My favorite marinade has been discontinued and I’m very sad.
Given the lack of percentages for a start it’s probably impossible. Orange, How much? Sugar, how much? Assorted flavourings, what?
Edit, misread as marmalade, but not going to change it as the point still stands.
You can sort-of do it, if you know the amount of nutrients, sodium, etc., in the underlying ingredients.
The ingredients will be in order of percent of total. If you know how much sodium, sugar, carbs, etc., that each one contributes, you can mostly back into it.
I know a food scientist who was able to very closely back into a well-known marinade using the ingredients, nutrients list, and some guess work.
There are a number of websites dedicated to this kind of thing so you might get lucky and find someone who’s already made the effort.
It’s pretty difficult to recreate mass market recipes. A big reason is because we tend to severely underestimate how much sugar, salt, and stabilizers are in even the higher quality stuff. They’re important for mass production and bottling, not so much for home cooks.
You could make a very tasty marinade with the same basic ingredients that will seem thin and sharp compared to what’s in your memory.
Yours will be better, though! It just won’t have corn syrup and xanthan gum and enough salt to pickle a hippo.
I’d check the sites like “Top Secret Recipes” and googling around to see if I could find a decent clone recipe.
Beyond that, I’d try and see what sort of category it falls into, and maybe you could refine a basic recipe for that sort of thing to match your favorite, or maybe doctor a similar commercial version.
I meant to include what it actually is. The ingredients are in the link but I have lost hope.
Okay, that’s a good start. This stuff’s base is mayonnaise mixed with buttermilk powder.
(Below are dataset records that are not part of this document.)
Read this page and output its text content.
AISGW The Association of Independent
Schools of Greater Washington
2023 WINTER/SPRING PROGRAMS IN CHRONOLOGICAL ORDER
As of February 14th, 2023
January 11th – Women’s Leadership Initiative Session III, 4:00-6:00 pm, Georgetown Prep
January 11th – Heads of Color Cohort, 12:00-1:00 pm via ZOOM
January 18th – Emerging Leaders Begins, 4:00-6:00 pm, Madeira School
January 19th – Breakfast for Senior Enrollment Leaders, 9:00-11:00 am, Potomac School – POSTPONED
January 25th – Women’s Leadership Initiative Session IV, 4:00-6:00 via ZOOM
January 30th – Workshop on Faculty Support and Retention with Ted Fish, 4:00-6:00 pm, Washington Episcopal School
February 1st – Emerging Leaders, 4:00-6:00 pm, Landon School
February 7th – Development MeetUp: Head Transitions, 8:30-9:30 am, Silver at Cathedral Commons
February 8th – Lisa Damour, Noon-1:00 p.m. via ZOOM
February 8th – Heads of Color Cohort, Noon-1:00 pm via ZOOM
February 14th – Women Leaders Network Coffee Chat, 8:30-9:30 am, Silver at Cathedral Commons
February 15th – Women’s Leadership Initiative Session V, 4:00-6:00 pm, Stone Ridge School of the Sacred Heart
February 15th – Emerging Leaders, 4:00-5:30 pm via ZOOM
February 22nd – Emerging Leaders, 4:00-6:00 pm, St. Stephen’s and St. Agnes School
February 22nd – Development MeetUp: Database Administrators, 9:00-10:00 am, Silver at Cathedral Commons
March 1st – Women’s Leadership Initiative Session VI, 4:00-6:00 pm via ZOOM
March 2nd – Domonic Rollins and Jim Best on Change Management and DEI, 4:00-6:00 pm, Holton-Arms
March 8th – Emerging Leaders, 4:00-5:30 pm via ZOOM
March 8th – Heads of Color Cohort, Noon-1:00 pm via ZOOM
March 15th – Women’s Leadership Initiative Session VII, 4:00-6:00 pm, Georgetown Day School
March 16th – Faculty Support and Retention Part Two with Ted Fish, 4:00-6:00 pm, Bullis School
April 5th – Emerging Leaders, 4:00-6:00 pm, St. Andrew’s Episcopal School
Start there, add a generous dash of premade creole seasoning, garlic and onion powder, salt, sugar, pepper, mustard flour (or just ground mustard), and lemon juice. Then it’s just fiddling until you get something you like.
It looks like a remoulade sauce. Maybe google ‘remoulade sauce recipes’ like this one to get ideas, but @Johnny_Bravo’s last post probably gets you 90% of the way there already.
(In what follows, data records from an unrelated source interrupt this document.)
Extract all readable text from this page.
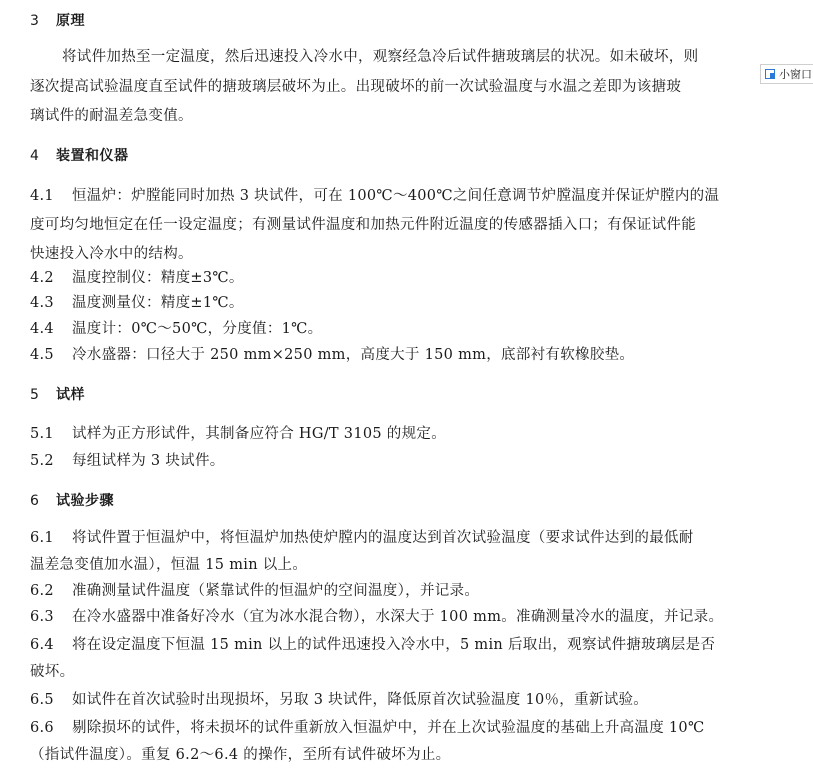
3 原理
将试件加热至一定温度，然后迅速投入冷水中，观察经急冷后试件搪玻璃层的状况。如未破坏，则
逐次提高试验温度直至试件的搪玻璃层破坏为止。出现破坏的前一次试验温度与水温之差即为该搪玻
璃试件的耐温差急变值。
4 装置和仪器
4.1 恒温炉：炉膛能同时加热 3 块试件，可在 100℃～400℃之间任意调节炉膛温度并保证炉膛内的温
度可均匀地恒定在任一设定温度；有测量试件温度和加热元件附近温度的传感器插入口；有保证试件能
快速投入冷水中的结构。
4.2 温度控制仪：精度±3℃。
4.3 温度测量仪：精度±1℃。
4.4 温度计：0℃～50℃，分度值：1℃。
4.5 冷水盛器：口径大于 250 mm×250 mm，高度大于 150 mm，底部衬有软橡胶垫。
5 试样
5.1 试样为正方形试件，其制备应符合 HG/T 3105 的规定。
5.2 每组试样为 3 块试件。
6 试验步骤
6.1 将试件置于恒温炉中，将恒温炉加热使炉膛内的温度达到首次试验温度（要求试件达到的最低耐
温差急变值加水温），恒温 15 min 以上。
6.2 准确测量试件温度（紧靠试件的恒温炉的空间温度），并记录。
6.3 在冷水盛器中准备好冷水（宜为冰水混合物），水深大于 100 mm。准确测量冷水的温度，并记录。
6.4 将在设定温度下恒温 15 min 以上的试件迅速投入冷水中，5 min 后取出，观察试件搪玻璃层是否
破坏。
6.5 如试件在首次试验时出现损坏，另取 3 块试件，降低原首次试验温度 10％，重新试验。
6.6 剔除损坏的试件，将未损坏的试件重新放入恒温炉中，并在上次试验温度的基础上升高温度 10℃
（指试件温度）。重复 6.2～6.4 的操作，至所有试件破坏为止。
小窗口
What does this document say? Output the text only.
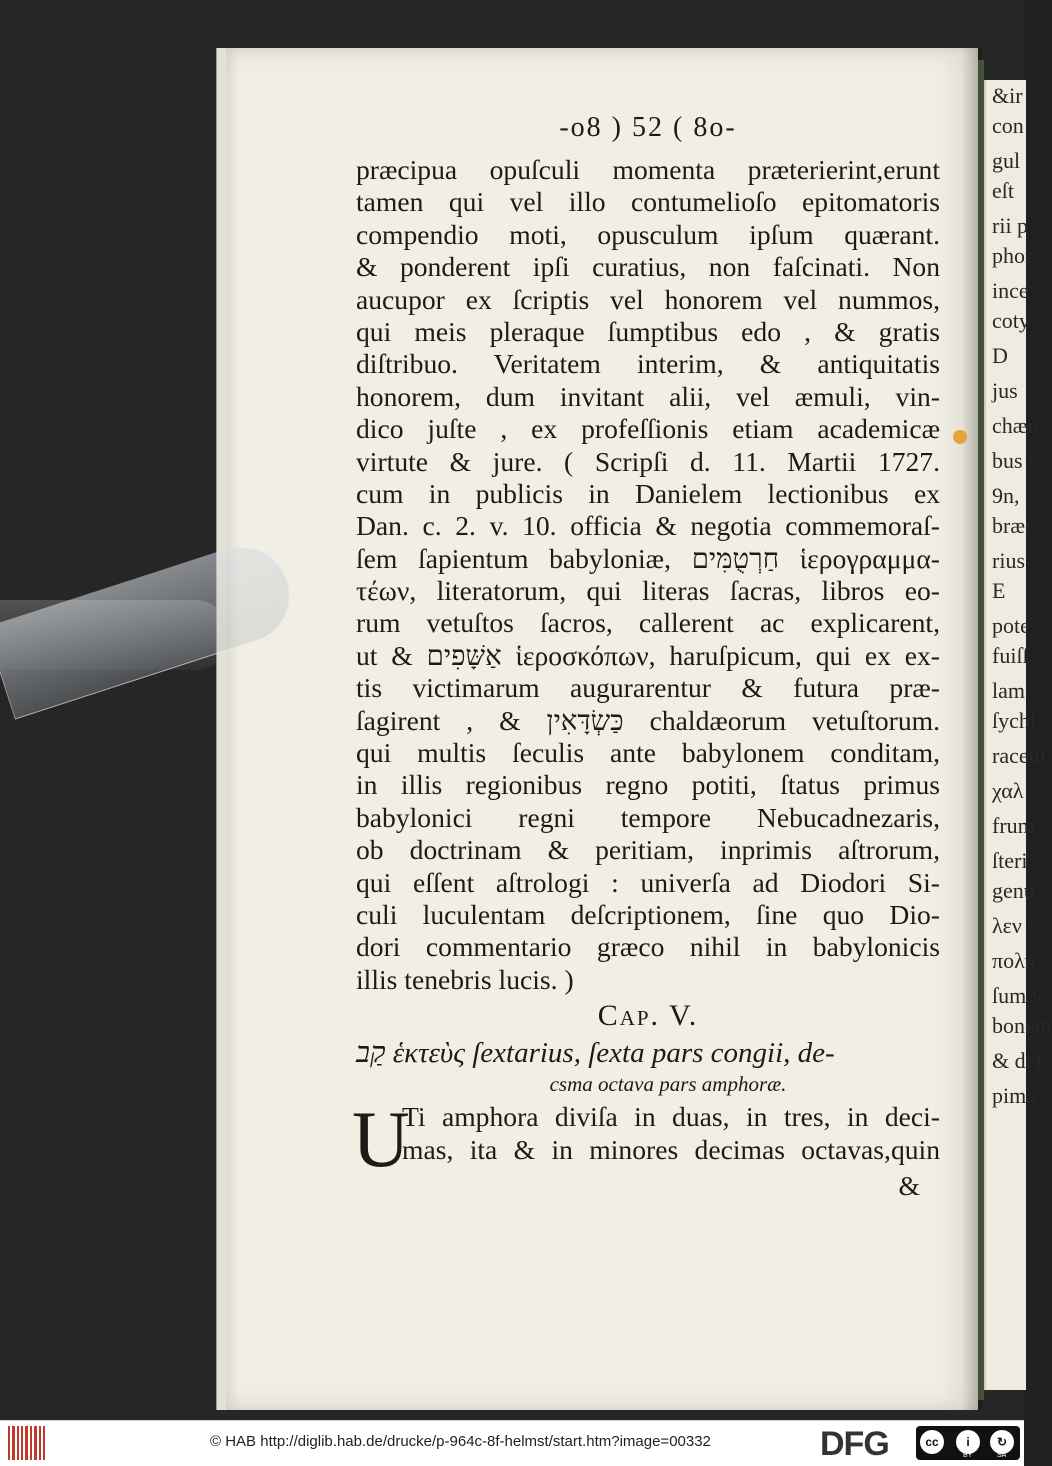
&ir
con
gul
eſt
rii p
phor
ince
coty
D
jus
chæn
bus c
9n,
bræc
rius
E
pote:
fuiſſ
lam
ſychi
racem
χαλ
frum
ſteri
genu
λεν τ
πολυ
ſum v
bonem
& def
pima
-o8 ) 52 ( 8o-
præcipua opuſculi momenta præterierint,erunt
tamen qui vel illo contumelioſo epitomatoris
compendio moti, opusculum ipſum quærant.
& ponderent ipſi curatius, non faſcinati. Non
aucupor ex ſcriptis vel honorem vel nummos,
qui meis pleraque ſumptibus edo , & gratis
diſtribuo. Veritatem interim, & antiquitatis
honorem, dum invitant alii, vel æmuli, vin-
dico juſte , ex profeſſionis etiam academicæ
virtute & jure. ( Scripſi d. 11. Martii 1727.
cum in publicis in Danielem lectionibus ex
Dan. c. 2. v. 10. officia & negotia commemoraſ-
ſem ſapientum babyloniæ, חַרְטֻמִּים ἱερογραμμα-
τέων, literatorum, qui literas ſacras, libros eo-
rum vetuſtos ſacros, callerent ac explicarent,
ut & אַשָּׁפִים ἱεροσκόπων, haruſpicum, qui ex ex-
tis victimarum augurarentur & futura præ-
ſagirent , & כַּשְׂדָּאִין chaldæorum vetuſtorum.
qui multis ſeculis ante babylonem conditam,
in illis regionibus regno potiti, ſtatus primus
babylonici regni tempore Nebucadnezaris,
ob doctrinam & peritiam, inprimis aſtrorum,
qui eſſent aſtrologi : univerſa ad Diodori Si-
culi luculentam deſcriptionem, ſine quo Dio-
dori commentario græco nihil in babylonicis
illis tenebris lucis. )
Cap. V.
קַב ἑκτεὺς ſextarius, ſexta pars congii, de-
csma octava pars amphoræ.
U
Ti amphora diviſa in duas, in tres, in deci-
mas, ita & in minores decimas octavas,quin
&
© HAB http://diglib.hab.de/drucke/p-964c-8f-helmst/start.htm?image=00332	DFG	cc	i	↻
BY	SA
This looks nearly perfect.
Thanks to everyone.
In many legislations, ingredients must be declared in decending order.
so you already know that you need to have more Ingr.1 than Ingr.2 in the recipe
… its a good starting point, especially if something like ingredient 4 is declared as (13% hot peppers) or so … that’s another data point (as you already know that ingredients 1-3 each one must be above 13%, again, respecting their proportionate order).
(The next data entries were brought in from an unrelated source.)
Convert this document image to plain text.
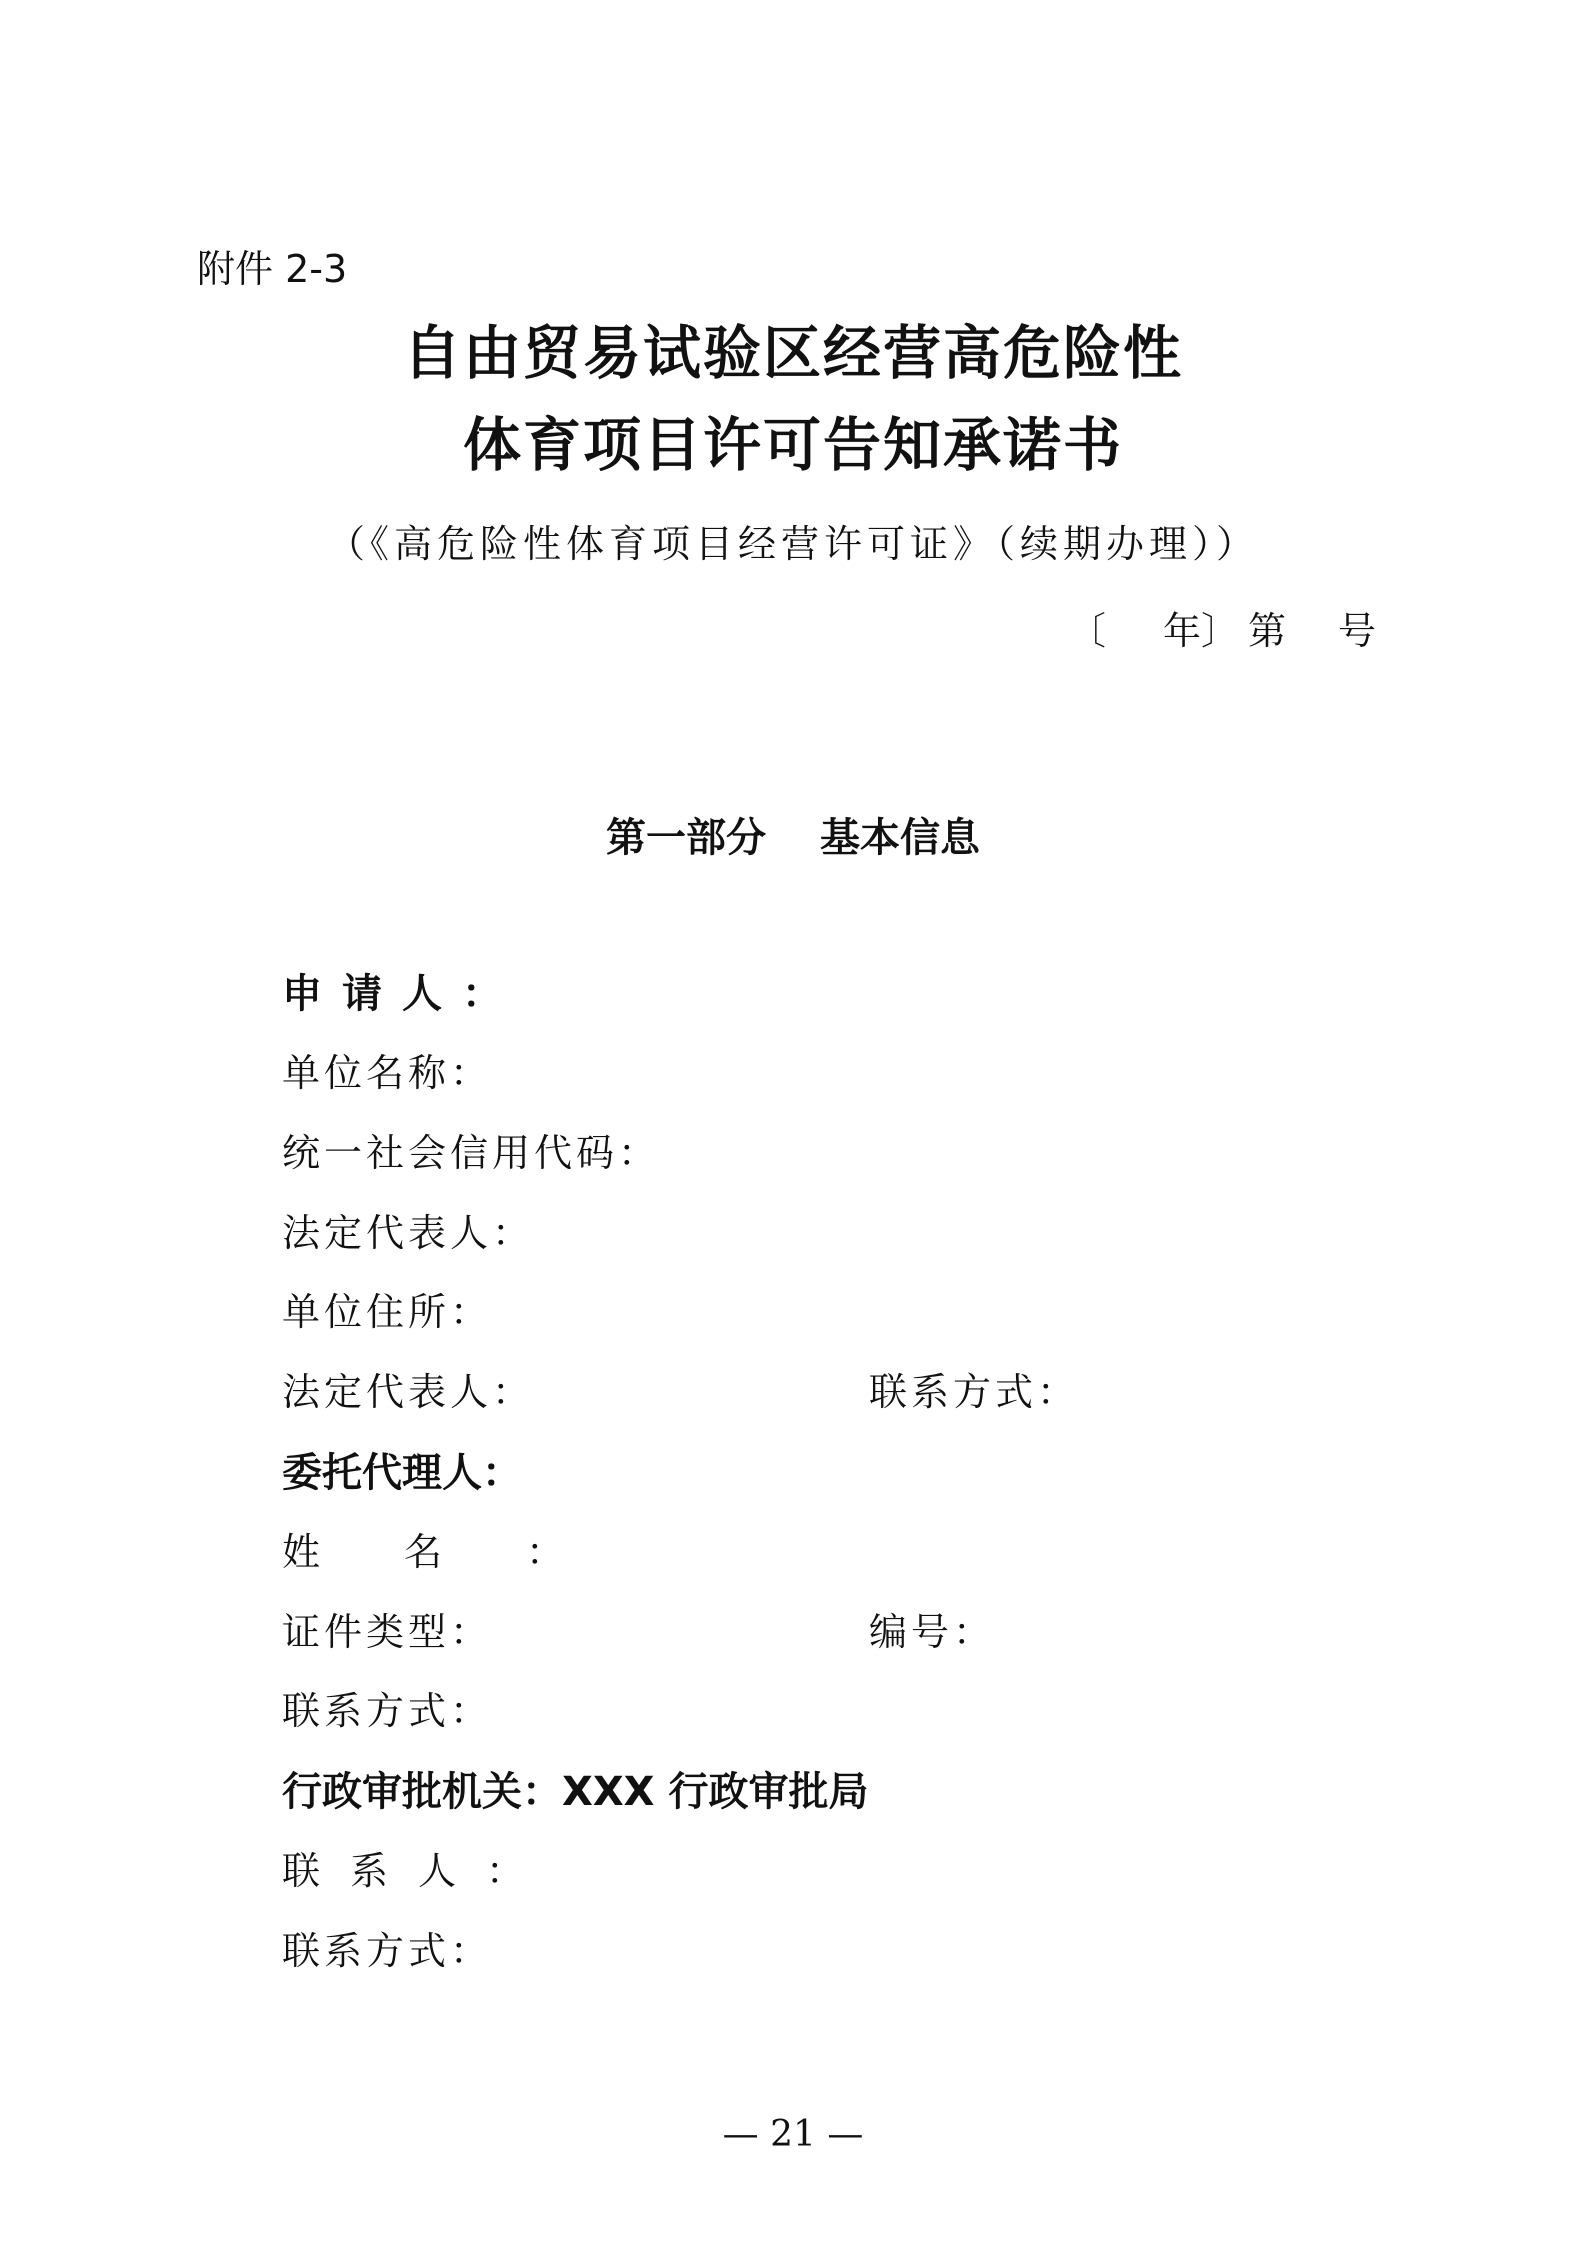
附件 2-3
自由贸易试验区经营高危险性
体育项目许可告知承诺书
（《高危险性体育项目经营许可证》（续期办理））
〔 年〕 第 号
第一部分 基本信息
申请人：
单位名称：
统一社会信用代码：
法定代表人：
单位住所：
法定代表人：	联系方式：
委托代理人：
姓名：
证件类型：	编号：
联系方式：
行政审批机关：XXX 行政审批局
联系人：
联系方式：
— 21 —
But as mentioned above, rather than shoot for a 1:1 copy of an industrial product (that is normally made as cheaply as they can get away with), see what are the ingredients that actually contribute to taste and leave the others (colorants, xanthan gum, stabilizers,…) out, bc that stuff often subtracts “taste”
By weight, I believe.
That’s a pretty tasty looking recipe! I’ve made remoulade a few times, and I have two suggestions. First, consider adding a little bit of dill pickle brine. Second, replace The mild paprika with smoked paprika. These changes make the recipe more savory and briny, which is what I am looking for in a remoulade.
The biggest difficulty is going to come from ingredients like “spices”, or “natural flavors”. They’re probably in quantities low enough that they won’t make a detectable difference in the nutrition facts, and there’s no way to tell which spices or natural flavors.
Well, aside from recognizing the flavor, of course.